La création d’un fonds commun de placement éthique pour les diocèses de France attire l’attention sur la question des fonds éthiques, voulant concilier finance et morale.
Lors de la réunion de mars 2008 de la Conférence des évêques de France, a été proposé aux 95 diocèses de France un FCP (Fonds commun de placement) éthique. Depuis, il semble qu’un tiers des diocèses ait recouru à cette forme de placement. Il est question de 4,6 millions d’euros, pour l’instant. Les diocèses ont des ressources limitées, venant de la générosité des fidèles : il est normal qu’elles soient gérées avec rigueur et donc placées en attendant leur affectation, en banque ou en bourse ; un fonds commun de placement permet de limiter les risques, en diversifiant le portefeuille de titres.
Mais il est aussi naturel que les diocèses ne veuillent pas gagner de l’argent à n’importe quel prix. Tous les placements ne se valent pas d’un point de vue éthique, même si, bien entendu, le rendement ne doit pas être oublié : il ne faut pas gaspiller l’argent des fidèles par des placements peu judicieux ou trop risqués. Mais il ne faut pas perdre son âme. C’est là que les placements éthiques peuvent être une solution conciliant rendement légitime et préoccupations morales. JEAN-PAUL II nous a dit dans Centesimus annus (§ 36) que « le choix d’investir en un lieu plutôt que dans un autre, dans un secteur de production plutôt qu’en un autre est toujours un choix moral et culturel ».
Les premiers placements éthiques sont nés aux Etats-Unis, de la volonté de certaines communautés religieuses d’écarter des placements jugés immoraux (dans un secteur comme l’alcool, les jeux de hasard ou les ventes d’armes). Depuis, on examine plutôt la situation éthique de chaque entreprise, grâce à des institutions spécialisées dans leur notation éthique. A partir de ces notations, les institutions financières proposent des placements éthiques à leurs clients.
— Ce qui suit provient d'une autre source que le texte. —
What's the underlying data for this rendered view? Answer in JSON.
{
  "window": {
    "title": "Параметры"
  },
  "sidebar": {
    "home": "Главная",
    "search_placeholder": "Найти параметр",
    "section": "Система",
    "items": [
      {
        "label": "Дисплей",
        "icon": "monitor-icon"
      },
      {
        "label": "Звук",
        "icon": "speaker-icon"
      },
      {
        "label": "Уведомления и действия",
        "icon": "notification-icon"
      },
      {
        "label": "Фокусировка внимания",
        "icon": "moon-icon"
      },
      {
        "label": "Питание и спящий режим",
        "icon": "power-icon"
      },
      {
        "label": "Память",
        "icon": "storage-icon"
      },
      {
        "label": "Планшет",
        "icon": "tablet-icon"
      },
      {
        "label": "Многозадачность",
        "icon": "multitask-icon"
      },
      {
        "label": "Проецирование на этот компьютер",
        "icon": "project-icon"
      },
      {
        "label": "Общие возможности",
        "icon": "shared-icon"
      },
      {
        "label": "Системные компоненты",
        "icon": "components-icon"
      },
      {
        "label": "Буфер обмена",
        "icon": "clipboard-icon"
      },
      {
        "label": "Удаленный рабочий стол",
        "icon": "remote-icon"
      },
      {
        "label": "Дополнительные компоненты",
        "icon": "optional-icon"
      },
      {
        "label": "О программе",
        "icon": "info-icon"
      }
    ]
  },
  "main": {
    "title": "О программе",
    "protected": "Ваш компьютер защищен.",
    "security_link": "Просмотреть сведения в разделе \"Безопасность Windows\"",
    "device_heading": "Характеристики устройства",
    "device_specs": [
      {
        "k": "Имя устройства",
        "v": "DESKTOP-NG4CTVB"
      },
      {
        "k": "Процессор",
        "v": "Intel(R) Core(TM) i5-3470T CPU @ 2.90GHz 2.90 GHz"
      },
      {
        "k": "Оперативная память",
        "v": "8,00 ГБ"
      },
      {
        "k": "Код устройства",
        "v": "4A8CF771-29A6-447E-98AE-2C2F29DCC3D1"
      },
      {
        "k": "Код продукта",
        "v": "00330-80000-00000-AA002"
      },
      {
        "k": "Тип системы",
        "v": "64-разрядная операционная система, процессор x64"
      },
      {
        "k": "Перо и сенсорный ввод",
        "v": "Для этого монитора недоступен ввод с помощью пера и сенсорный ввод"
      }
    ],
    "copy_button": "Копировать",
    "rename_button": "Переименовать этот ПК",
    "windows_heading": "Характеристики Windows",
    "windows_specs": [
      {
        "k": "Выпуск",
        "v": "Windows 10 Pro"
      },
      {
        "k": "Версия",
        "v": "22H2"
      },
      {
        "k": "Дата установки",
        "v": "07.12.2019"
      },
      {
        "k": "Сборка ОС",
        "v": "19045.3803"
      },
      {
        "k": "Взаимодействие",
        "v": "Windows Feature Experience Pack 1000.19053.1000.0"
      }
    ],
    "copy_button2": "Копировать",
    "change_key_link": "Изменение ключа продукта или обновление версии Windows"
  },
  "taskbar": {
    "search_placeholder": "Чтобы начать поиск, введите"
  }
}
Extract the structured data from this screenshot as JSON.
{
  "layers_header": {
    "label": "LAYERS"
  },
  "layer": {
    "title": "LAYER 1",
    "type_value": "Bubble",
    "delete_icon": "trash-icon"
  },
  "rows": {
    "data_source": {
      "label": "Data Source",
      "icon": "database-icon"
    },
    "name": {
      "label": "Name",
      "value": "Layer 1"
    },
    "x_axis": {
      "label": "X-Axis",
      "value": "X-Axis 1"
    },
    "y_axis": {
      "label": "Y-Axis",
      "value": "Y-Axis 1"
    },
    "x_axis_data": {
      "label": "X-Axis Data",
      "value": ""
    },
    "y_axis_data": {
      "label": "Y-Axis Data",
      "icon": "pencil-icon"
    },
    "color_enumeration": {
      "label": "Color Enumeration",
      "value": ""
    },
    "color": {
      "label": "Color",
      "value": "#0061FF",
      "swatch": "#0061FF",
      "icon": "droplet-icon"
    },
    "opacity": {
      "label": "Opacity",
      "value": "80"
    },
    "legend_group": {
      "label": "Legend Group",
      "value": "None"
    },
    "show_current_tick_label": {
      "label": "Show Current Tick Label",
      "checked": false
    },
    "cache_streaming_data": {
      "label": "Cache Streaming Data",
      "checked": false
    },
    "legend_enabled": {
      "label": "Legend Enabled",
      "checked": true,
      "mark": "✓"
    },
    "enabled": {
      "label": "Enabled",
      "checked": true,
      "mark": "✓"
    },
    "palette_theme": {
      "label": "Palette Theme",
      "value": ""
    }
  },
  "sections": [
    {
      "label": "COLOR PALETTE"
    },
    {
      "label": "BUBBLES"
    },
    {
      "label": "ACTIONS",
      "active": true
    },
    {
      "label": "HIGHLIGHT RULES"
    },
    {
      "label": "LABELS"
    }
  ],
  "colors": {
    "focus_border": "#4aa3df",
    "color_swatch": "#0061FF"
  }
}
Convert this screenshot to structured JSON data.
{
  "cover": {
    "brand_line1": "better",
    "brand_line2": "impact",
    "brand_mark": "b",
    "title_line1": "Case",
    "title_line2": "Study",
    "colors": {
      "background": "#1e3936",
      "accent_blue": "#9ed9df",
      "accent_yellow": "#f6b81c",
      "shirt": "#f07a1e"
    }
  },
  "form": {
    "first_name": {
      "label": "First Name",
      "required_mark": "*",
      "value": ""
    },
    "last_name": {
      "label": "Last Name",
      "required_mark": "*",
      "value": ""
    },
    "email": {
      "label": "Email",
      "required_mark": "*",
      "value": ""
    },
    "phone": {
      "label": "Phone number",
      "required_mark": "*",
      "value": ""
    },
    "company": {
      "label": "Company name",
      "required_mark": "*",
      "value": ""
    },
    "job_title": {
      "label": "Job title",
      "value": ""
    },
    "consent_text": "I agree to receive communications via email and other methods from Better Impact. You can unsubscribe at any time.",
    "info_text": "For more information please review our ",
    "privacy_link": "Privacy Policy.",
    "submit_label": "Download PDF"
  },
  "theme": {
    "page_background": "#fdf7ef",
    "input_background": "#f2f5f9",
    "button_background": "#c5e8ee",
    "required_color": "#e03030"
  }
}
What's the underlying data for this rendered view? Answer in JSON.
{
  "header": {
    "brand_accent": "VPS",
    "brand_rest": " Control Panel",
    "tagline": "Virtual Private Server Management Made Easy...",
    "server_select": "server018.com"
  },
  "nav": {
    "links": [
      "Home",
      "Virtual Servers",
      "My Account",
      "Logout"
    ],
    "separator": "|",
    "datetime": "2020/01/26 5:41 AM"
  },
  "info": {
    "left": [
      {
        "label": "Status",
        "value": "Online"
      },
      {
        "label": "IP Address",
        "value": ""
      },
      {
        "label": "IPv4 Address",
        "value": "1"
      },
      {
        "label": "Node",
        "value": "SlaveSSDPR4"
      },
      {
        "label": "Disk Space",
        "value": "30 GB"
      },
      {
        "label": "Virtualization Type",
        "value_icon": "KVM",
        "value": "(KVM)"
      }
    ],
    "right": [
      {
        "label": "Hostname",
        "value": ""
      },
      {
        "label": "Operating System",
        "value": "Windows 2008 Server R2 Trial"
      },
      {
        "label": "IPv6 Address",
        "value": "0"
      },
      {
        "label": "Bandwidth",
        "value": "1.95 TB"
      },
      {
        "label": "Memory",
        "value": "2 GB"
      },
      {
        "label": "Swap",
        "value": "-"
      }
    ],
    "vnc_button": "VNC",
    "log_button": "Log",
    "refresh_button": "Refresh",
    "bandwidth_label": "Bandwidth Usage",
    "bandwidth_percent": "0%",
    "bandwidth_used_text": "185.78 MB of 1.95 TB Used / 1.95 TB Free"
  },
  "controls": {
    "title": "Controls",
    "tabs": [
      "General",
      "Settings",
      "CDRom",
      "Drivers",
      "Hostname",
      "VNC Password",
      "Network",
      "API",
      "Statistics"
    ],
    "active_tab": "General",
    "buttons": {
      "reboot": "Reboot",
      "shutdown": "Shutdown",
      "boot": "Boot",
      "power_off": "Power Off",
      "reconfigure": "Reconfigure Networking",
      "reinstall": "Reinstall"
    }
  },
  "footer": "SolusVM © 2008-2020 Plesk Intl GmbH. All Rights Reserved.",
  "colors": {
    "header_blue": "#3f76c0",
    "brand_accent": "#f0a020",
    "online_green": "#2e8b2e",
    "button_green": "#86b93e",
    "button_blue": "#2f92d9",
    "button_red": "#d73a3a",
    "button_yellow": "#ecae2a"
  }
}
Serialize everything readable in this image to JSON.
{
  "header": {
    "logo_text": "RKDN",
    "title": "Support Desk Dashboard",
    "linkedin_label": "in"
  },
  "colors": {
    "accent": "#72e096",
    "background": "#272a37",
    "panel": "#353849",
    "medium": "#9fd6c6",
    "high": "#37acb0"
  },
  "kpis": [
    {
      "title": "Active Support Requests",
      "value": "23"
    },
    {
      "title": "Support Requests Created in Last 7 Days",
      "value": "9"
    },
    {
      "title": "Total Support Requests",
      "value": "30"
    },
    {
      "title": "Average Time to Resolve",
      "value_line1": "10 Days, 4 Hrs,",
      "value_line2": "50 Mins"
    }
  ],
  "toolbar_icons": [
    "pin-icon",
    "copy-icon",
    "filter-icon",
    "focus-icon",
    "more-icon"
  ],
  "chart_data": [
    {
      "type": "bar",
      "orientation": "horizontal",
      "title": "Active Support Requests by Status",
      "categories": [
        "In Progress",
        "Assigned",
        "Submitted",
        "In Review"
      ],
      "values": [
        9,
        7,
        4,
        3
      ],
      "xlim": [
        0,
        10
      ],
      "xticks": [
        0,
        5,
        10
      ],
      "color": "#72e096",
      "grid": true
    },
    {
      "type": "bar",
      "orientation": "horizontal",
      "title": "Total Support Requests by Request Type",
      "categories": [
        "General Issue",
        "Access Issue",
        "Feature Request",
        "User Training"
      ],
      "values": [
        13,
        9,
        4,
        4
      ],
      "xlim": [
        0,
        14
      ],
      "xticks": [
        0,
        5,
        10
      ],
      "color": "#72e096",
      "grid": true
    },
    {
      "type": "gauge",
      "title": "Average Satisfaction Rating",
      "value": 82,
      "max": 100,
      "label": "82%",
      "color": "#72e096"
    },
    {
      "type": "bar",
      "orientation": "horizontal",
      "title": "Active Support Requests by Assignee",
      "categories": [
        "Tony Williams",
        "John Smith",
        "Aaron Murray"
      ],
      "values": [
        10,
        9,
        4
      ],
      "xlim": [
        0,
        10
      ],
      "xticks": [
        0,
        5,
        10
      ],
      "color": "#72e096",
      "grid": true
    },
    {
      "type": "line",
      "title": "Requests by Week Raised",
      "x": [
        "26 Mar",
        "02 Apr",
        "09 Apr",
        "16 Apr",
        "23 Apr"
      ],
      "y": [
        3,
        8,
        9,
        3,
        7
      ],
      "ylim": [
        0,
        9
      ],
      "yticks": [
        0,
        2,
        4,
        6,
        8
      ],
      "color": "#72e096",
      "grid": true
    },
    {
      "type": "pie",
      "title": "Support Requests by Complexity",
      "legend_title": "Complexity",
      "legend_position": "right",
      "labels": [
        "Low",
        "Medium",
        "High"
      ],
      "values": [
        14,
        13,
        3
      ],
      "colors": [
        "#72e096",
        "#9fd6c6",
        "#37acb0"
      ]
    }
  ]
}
Bien entendu, tout dépend de ce que l’on considère comme éthique, ce qui n’est pas simple, dans un monde qui perd ses repères, très éclaté dans sa conception du bien et du mal. L’un considérera que les questions d’environnement sont d’ordre éthique, l’autre que c’est une question économique, liée à une bonne définition des droits de propriété. Un autre sera plus sensible aux questions sociales, au travail des enfants ou à l’absence de discrimination, etc. Les évêques, bien sur, ont voulu que leurs placements soient conformes à la morale chrétienne : pas question, pour prendre un exemple, d’investir dans des laboratoires pharmaceutiques vendant des pilules abortives. Mais tous les choix ne sont pas aussi évidents et dans une entreprise il arrive que le bon grain et l’ivraie se mélangent : les choix moraux, en matière financière, sont souvent complexes et nul n’est à l’abri d’une erreur.
Au-delà de ces difficultés, il y a les nécessaires rappels à la prudence (la bourse est indispensable au financement des entreprises, mais les épargnants doivent s‘y aventurer avec discernement). Mais surtout, au-delà du cas de la conférence épiscopale, l’essentiel est de réaliser que ce sont les hommes qui sont responsables de la moralité des choix. Ce n’est pas le marché qui est immoral ; c’est l’homme qui est pécheur. Le marché ne fait que refléter nos libres choix. D’où l’importance d’une éducation à la compréhension des mécanismes économiques et à la liberté responsable. Si l’on veut une économie plus morale, il faut éduquer les hommes, pour les rendre plus sensibles au bien.